= Román Loayza =

Bolivian politician (born 1948)

Román Loayza Caero (born February 29, 1948, in Independencia) is a Bolivian politician and farmer. He was a prominent leader in the farmers' trade union movement and one of the founders of the Movement for Socialism (MAS).

Loyaza Caero grew up in Independencia and went to school for a few years there. He began working at an early age. He did his military service at the 8th cavalry regiment Mariscal Braun in Santa Cruz.

In 1978 he became the treasurer of a consumers’ cooperative in Independencia. Between 1983 and 1985 he was the general secretary of the Independencia Provincial Trade Union Centre.
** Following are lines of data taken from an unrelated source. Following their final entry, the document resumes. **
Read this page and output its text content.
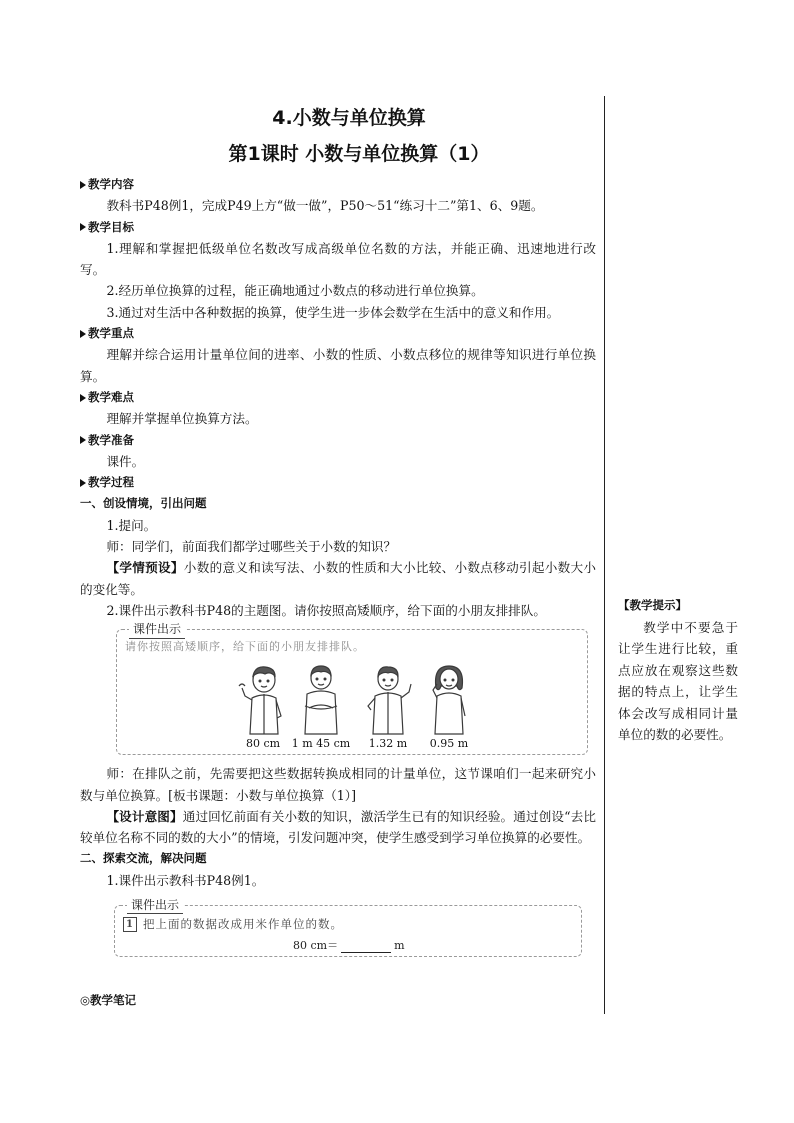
4.小数与单位换算

第1课时 小数与单位换算（1）

教学内容

教科书P48例1，完成P49上方“做一做”，P50～51“练习十二”第1、6、9题。

教学目标

1.理解和掌握把低级单位名数改写成高级单位名数的方法，并能正确、迅速地进行改写。

2.经历单位换算的过程，能正确地通过小数点的移动进行单位换算。

3.通过对生活中各种数据的换算，使学生进一步体会数学在生活中的意义和作用。

教学重点

理解并综合运用计量单位间的进率、小数的性质、小数点移位的规律等知识进行单位换算。

教学难点

理解并掌握单位换算方法。

教学准备

课件。

教学过程

一、创设情境，引出问题

1.提问。

师：同学们，前面我们都学过哪些关于小数的知识？

【学情预设】小数的意义和读写法、小数的性质和大小比较、小数点移动引起小数大小的变化等。

2.课件出示教科书P48的主题图。请你按照高矮顺序，给下面的小朋友排排队。

课件出示
请你按照高矮顺序，给下面的小朋友排排队。
80 cm	1 m 45 cm	1.32 m	0.95 m

师：在排队之前，先需要把这些数据转换成相同的计量单位，这节课咱们一起来研究小数与单位换算。[板书课题：小数与单位换算（1）]

【设计意图】通过回忆前面有关小数的知识，激活学生已有的知识经验。通过创设“去比较单位名称不同的数的大小”的情境，引发问题冲突，使学生感受到学习单位换算的必要性。

二、探索交流，解决问题

1.课件出示教科书P48例1。

课件出示
1 把上面的数据改成用米作单位的数。
80 cm＝	m
◎教学笔记

【教学提示】

教学中不要急于让学生进行比较，重点应放在观察这些数据的特点上，让学生体会改写成相同计量单位的数的必要性。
He then moved on to serve as Secretario de Vialidad of the Sindicato Unico de Trabajadores Campesinos de Cochabamba (SUTCCBA) between 1985 and 1987, then becoming the Organizing Secretary of SUTCCBA between 1987 and 1989 and International Secretary between 1989 and 1991. In 1993 he was elected executive secretary of the Federación Unica de Trabajadores Campesinos de Cochabamba (FUTCCBA), and re-elected in 1995. In 1995 he also took part in founding the Assembly for the Sovereignty of the Peoples. In 1996 he became the executive secretary of Confederación Sindical Única de Trabajadores Campesinos de Bolivia (CSUTCB).

In 1997 he was elected to the Chamber of Deputies, as the United Left (IU) candidate in the single-member constituency No. 31 (which covers areas of the Ayopaya, Arque, Quillacollo, Tapacari and Bolivar provinces). In 1999 Loyaza Caero took the side of Evo Morales in the factional conflict within the ASP, and joined Morales’ MAS. In 2002 he was elected substitute senator as a MAS candidate and in 2006 he was elected to the Constituent Assembly, again as a MAS candidate. Loyaza Caero led the MAS faction in the Constituent Assembly.
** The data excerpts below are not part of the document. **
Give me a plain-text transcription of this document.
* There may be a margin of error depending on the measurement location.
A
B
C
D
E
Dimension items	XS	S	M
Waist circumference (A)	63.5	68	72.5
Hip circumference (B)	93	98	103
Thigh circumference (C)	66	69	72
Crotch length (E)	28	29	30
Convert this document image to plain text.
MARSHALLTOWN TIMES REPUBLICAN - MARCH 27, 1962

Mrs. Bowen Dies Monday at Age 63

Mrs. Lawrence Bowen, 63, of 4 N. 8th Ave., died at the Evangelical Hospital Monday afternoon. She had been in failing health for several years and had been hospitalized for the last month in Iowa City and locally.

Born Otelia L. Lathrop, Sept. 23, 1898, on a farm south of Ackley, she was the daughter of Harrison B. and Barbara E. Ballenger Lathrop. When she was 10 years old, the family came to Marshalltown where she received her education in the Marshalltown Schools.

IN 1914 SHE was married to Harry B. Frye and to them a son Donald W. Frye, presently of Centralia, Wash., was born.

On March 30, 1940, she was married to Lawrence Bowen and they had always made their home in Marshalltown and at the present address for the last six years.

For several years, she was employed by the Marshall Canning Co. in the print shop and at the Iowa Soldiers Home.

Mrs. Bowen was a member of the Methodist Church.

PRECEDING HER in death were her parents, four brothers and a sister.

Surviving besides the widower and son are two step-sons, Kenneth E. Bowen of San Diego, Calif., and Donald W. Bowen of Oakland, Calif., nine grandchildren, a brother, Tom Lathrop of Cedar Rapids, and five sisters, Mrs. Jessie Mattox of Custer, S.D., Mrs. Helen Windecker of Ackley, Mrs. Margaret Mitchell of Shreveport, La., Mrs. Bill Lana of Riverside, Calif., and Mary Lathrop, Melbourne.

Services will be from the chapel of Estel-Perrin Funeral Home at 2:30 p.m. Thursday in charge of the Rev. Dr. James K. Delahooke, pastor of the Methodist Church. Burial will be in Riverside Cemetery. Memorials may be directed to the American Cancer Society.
He would lead CSUTCB until 2005.

Loayza Caero was a candidate in the 2009 presidential election, on behalf of the grouping ‘Gente’. However, shortly before the election he withdrew from the race and broke with Gente after having received low percentages in pre-poll opinion surveys. Loayza Caero attributed the difficulties of his campaign to lack of financial resources. Later, he withdrew his withdrawal and returned to Gente. CSUTCB publicly denounced his candidature. In January 2010 he announced an alliance with PPB-CN ahead of the 2010 local and regional elections.